I had not been to South Carolina since I was a child so I remembered absolutely nothing about the place. What I did remember was dirt roads, but that all looked very different. In some ways, it reminded me of New York. Because we arrived in darkness I didn’t really get a good a look at the town. I could not wait until morning to see the place. The different emotions I felt helped me deal with my uncle’s death in a different way, but that changed when I attended the viewing. At that time, I got very emotional when I saw photos of my dad with my uncle. It brought back memories, in addition to not being allowed to attend my dad’s funeral. I didn’t my family in over four decades. One thing about Dillon, South Carolina that did not change was the southern atmosphere, particularly where my family live. I was surprised by the how diversity in Dillon. For instance, there was a large Hispanic community across Dillon. I saw many black and white people but I was somewhat taken aback by how many Hispanic people I saw in Dillon. I guess living in New York City for so long surprised at all by the diversity, but Dillon, as I remembered it, did not have any Hispanic people. Another constant was how polite the people were. For example, I would walk into the diner near the hotel and would immediately be greeted with “good morning.” This decorum is taken for granted. Of course, respect happens in NY and other places, but I was reminded of the importance of politeness. Driving is necessary in Dillon. Every place transportation.

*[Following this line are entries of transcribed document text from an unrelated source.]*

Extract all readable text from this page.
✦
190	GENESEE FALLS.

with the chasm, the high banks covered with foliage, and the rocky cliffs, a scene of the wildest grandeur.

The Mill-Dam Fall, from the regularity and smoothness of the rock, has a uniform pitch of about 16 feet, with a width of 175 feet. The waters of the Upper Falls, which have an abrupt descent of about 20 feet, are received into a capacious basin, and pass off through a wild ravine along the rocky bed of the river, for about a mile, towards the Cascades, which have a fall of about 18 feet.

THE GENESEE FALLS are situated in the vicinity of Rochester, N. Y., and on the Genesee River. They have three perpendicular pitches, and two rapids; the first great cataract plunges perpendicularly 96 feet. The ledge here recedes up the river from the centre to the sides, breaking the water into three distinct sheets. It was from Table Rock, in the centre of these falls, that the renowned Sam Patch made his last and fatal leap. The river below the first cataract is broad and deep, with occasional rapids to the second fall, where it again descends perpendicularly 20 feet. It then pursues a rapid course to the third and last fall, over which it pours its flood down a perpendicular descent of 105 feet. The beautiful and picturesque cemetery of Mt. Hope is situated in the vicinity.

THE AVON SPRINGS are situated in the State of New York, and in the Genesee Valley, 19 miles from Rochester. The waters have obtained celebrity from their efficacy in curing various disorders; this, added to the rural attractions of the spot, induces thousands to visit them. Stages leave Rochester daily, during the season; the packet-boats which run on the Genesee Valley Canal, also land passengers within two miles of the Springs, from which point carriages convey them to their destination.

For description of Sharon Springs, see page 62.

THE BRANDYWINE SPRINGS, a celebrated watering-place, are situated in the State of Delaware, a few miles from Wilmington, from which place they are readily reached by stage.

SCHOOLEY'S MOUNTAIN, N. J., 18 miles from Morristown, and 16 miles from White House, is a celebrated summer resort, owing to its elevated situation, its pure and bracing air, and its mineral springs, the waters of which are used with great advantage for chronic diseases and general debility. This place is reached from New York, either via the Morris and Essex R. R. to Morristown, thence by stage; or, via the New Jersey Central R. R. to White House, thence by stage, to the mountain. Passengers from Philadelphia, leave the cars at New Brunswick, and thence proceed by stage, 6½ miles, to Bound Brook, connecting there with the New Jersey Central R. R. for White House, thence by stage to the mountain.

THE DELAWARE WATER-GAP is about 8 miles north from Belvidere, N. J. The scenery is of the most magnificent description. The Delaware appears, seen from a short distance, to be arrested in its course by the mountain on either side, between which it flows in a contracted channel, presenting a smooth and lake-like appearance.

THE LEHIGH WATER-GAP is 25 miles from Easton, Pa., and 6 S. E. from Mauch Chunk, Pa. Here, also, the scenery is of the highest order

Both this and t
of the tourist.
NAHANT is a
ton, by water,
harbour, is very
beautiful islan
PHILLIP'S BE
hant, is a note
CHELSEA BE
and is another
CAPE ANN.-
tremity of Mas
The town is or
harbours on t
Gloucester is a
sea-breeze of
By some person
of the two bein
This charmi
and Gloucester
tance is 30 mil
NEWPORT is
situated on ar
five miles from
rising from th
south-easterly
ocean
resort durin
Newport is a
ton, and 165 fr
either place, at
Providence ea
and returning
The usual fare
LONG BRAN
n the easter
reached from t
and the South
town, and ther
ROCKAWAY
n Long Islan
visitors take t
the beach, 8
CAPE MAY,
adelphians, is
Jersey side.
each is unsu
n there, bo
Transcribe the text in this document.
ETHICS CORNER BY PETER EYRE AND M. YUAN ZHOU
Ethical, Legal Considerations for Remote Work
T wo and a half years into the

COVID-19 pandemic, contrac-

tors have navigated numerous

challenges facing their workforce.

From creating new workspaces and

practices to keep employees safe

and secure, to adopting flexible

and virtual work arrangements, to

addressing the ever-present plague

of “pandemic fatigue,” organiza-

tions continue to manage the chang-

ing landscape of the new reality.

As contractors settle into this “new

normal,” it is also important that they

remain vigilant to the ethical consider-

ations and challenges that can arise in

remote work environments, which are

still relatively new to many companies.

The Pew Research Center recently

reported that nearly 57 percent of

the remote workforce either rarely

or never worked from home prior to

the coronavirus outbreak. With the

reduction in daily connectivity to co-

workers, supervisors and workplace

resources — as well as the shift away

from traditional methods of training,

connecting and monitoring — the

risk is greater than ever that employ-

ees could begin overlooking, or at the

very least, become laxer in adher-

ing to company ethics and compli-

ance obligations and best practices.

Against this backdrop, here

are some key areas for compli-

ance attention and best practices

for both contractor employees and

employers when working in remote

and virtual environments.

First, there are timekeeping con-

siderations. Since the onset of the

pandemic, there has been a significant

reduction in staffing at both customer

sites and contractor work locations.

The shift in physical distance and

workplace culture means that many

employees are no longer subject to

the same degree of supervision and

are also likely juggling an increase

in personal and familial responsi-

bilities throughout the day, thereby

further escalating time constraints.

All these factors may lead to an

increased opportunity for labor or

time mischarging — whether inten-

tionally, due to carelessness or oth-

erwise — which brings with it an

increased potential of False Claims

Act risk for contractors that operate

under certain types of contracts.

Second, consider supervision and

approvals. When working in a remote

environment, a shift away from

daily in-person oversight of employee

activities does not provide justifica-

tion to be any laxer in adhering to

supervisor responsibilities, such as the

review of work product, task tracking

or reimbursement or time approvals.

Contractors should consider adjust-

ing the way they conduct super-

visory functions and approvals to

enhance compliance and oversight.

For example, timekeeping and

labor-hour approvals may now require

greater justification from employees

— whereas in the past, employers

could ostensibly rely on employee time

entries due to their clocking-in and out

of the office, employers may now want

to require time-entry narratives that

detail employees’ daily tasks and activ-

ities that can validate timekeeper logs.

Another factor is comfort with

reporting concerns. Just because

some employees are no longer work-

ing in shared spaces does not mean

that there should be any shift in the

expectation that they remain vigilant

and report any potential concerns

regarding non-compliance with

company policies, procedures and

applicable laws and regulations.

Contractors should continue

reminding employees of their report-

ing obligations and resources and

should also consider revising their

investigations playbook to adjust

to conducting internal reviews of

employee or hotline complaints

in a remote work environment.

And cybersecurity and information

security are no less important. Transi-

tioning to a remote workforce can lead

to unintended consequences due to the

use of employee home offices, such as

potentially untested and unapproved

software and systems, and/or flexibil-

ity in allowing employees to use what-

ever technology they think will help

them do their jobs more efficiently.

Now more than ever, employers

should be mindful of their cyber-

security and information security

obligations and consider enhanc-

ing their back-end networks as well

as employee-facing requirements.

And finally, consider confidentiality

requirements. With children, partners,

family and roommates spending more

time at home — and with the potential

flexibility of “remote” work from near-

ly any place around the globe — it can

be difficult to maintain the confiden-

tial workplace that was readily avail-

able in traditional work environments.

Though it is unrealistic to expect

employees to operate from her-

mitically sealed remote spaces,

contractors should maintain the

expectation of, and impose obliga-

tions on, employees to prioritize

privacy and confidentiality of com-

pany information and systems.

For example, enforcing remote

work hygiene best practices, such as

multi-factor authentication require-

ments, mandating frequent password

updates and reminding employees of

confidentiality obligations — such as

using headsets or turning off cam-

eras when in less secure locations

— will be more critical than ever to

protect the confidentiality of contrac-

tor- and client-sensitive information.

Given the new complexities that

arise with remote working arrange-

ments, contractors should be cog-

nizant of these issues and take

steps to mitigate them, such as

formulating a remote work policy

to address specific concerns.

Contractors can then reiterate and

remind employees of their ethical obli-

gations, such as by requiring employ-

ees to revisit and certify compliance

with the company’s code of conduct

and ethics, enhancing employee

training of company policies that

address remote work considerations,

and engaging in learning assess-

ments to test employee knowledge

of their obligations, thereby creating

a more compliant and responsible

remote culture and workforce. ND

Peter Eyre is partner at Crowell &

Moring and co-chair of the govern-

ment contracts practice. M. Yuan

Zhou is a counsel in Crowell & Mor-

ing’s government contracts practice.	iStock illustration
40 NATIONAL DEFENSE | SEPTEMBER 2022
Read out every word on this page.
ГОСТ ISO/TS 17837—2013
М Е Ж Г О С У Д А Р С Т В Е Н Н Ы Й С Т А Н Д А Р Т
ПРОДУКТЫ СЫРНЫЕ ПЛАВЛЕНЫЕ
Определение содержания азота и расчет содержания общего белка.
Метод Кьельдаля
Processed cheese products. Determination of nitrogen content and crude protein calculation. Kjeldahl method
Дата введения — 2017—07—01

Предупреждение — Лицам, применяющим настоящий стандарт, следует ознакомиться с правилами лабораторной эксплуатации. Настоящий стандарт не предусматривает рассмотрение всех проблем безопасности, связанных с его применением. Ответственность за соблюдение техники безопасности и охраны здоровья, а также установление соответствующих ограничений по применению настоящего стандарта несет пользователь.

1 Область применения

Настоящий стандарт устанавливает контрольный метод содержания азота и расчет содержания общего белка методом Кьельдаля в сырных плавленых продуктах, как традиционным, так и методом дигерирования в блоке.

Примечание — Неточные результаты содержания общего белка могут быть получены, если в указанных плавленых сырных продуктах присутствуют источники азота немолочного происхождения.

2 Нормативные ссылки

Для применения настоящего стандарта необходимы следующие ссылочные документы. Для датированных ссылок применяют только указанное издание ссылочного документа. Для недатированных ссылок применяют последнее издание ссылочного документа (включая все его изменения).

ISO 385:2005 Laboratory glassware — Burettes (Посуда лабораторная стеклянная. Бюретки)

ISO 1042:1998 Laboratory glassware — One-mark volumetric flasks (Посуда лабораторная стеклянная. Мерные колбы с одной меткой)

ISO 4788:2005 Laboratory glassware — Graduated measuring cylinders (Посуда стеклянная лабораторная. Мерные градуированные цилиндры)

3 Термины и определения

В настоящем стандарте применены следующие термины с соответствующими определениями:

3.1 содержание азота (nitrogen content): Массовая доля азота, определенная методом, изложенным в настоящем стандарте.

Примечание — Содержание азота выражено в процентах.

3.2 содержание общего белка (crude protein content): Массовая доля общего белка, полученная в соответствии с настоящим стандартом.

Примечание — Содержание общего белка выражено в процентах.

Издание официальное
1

On the day of my uncle’s funeral, I visited my father’s grave. When I was told of the headstone that he had, I purchased a new one. My dad is buried near his dad David McCallum, his sister, and now, his brother. I was struck by was the kind of respect and courtesy shown by people in Dillon. During the funeral procession, many cars ca,e to a complete stop along the highway which was clearly a sign of respect for our family. I learned later from cousins that the McCallum family is large and well respected in Dillon. I have seen many funeral processions in NY and sometimes I saw so much cutting in and out of a funeral procession, that it was totally different in South Carolina. It was something that caught my attention almost immediately. I am in no way disparaging people from New York, but I could not ignore this glaring distinction between the two places when it comes to this particular aspect of social awareness.
I saw my mother’s new trailer for the first time. What a nice looking place. I wondered whether it is time for my mom to make that permanent move down south – something she has wanted to do for many years but my incarceration put a hold on that. I think part of her would like to make that happen ASAP, but she is sealing with something that I dealt with during my time in prison. My mom is very comfortable where she’s currently living because she has lived in Bushwick Brooklyn for a long time. But a part of her is longing to move back home. The most important reason in terms of deciding whether to permanently move down south is whether my sister Ella (who has cerebral Palsy) would continue to receive the good care that she is receiving. The care in Dillon is not as good or reliable as the kind of care she’s receiving in New York. That, under no uncertain terms, can’t be underestimated. My sister’s well being is very important to my family. Visiting my hometown is something that I’m going to definitely do more of.